Biologisch belastetes Wasser kann nach Großmutters Sitte abgekocht werden. Häufig wird dabei jedoch nicht beachtet, dass Kochzeiten unter 15 min nicht den gewünschten Erfolg bringen. Wer einmal 15 Minuten vor einem Liter kochendem Wasser gesessen hat, weiß, dass diese Methode für den Einsatz im Freien nur als Notvariante zu verwenden ist. Zu groß ist der Verlust durch verdampfendes und überkochendes Wasser. Zu wertvoll der Brennstoff und zu unsicher das Ergebnis. Komfortabler ist die Zugabe von Silberionenpräparaten, die eine Weitervermehrung von Bakterien hemmen. Hält man die der Packungsbeilage zu entnehmenden Einwirkzeiträume ein, schickt man - bedingt durch die kurze Lebenserwartung eines Bakteriums – den kompletten Stamm in die Ewigen Jagdgründe. Da Mangels Weitervermehrung keine Nachfahren hinterlassen werden konnten, kann man das Wasser anschließend als genießbar bezeichnen. Silberionen wirken jedoch nicht bei allen Mikroorganismen, weshalb die alleinige Anwendung nur in Niedrigrisikogebieten angeraten werden kann. In Hochrisikogebieten, in denen das Wasser neben Bakterien eventuell noch Amöben und andere schwer zu beseitigenden Keime bereithält, sollte unbedingt auf Chlorpräparate zurückgegriffen werden. Die desinfizierende Wirkung des Chlors kann mit einem anschließend zur Konservierung hinzugegebenen Silberpräparat ergänzt werden. Um den Chlorgeschmack abzumildern oder vollständig zu neutralisieren, sind zur großen Freude aller Teetrinker Chlorbinder im Handel. Diese binden das überschüssige Chlor. Jodhaltige Wasseraufbereiter sind zwar noch im Handel, wegen diverser Nebenwirkungen unserer Meinung nach aber nicht mehr zeitgemäß. Bei Verwendung von Jod zur Wasserentkeimung ist die anschließende Anwendung eines Aktivkohlefilters zur Jodelimination notwendig. Da alle Zugaben von Wasserentkeimern und –konservierern mit einer mehr oder minder ausgeprägten geschmacklichem Belastung verbunden sind und auch nur in klarem schwebstofffreien Wasser wirken, zählen Wasserfilter, die dem zu entkeimenden Wasser nichts hinzufügen, sondern entziehen, als eleganteste Methode.

WASSERFILTER

können biologisch und/oder chemisch belastetes Wasser reinigen, indem mittels einer Pumpe oder etwas zeitaufwändiger per Schwerkraft Wasser durch ein siebähnliches Filterelement gedrückt wird. Sie funktionieren ausschließlich mit Süßwasser und sind nicht zur Meerwasserentsalzung geeignet.
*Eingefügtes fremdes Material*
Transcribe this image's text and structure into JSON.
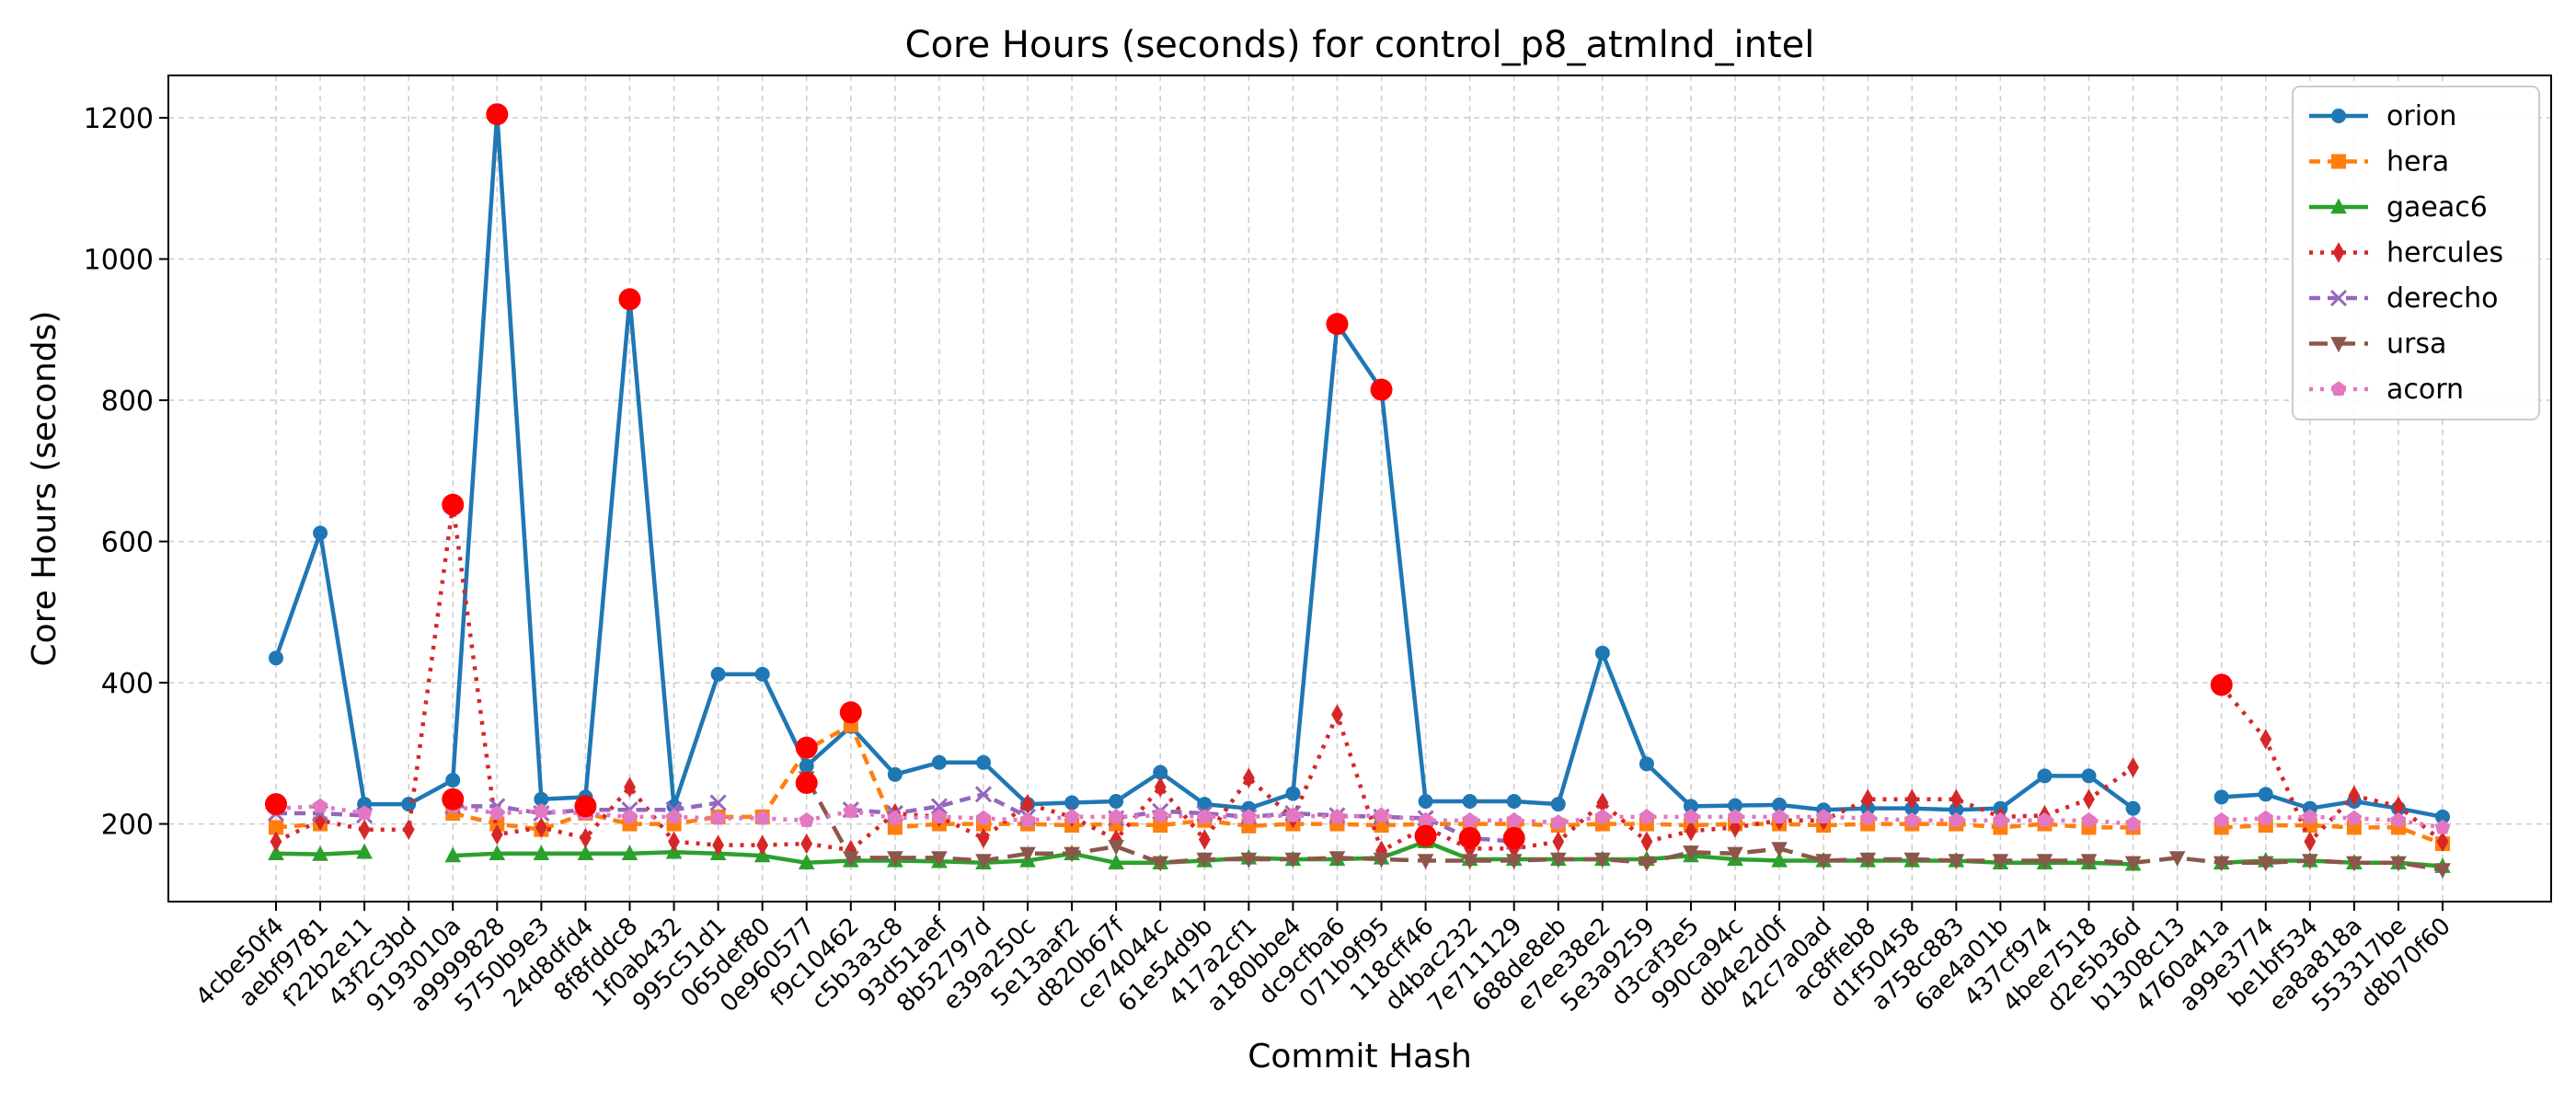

Aktivkohlefilter absorbieren üble Geschmacksstoffe (Fäulnisgeschmack), sowie giftige Substanzen (Pestizide). Als Nebeneffekt werden grobe Schmutzpartikel zurückgehalten. Ist das Absorptionsvermögen der Aktivkohle ausgereizt, passieren die im Wasser gelösten Substanzen den Filter und gelangen in das Trinkwasser. Zur biologischen Reinigung sind Aktivkohlefilter nur bedingt geeignet. Ihre Porengröße liegt weit über der eines Bakteriums. Infektionsprophylaxe kann hier also nur mit zusätzlicher Gabe von Chlor und/oder Silberionen erfolgen.

Keramikfilter bieten die höchste Sicherheit durch Poren, die je nach Hersteller bis 0,2 Mikron messen. Selbst sportliche Bakterien können diese Hürde nicht überwinden und verfangen sich im Keramiklabyrinth. Die kleinsten im Wasser lebenden und für den Menschen gefährlichen Krankheitserreger sind die Viren. Die würden ob ihrer geringen Größe die Passage theoretisch zwar schaffen, leben jedoch fast ausschließlich in Bakterien und reichern sich mit diesen im Keramikelement an. Gute Filter drücken das unreine Wasser von außen nach innen durch ein Keramikelement. Die gefilterten Bestandteile verfangen sich also an der gut zugänglichen Außenseite, verstopfen diese und behindern den Wasserdurchtritt. Ein Keimdurchtritt bei Überlastung ist so nicht möglich. Mittels mitgelieferter Schleifkörper lässt sich eine dünne Schicht Keramik entfernen und der Filter wieder wasserdurchgängig machen. Der Filter ist so lange funktionstüchtig, bis die verbleibende Keramikkerze eine zu geringe Wandstärke aufweist und ausgetauscht werden muss.

Kombifilter reinigen das Wasser sowohl durch den Einsatz von Aktivkohle, als auch durch ein Keramikfilterelement. Das Resultat ist ein biologisch und chemisch unbedenkliches Trinkwasser von gutem Geschmack.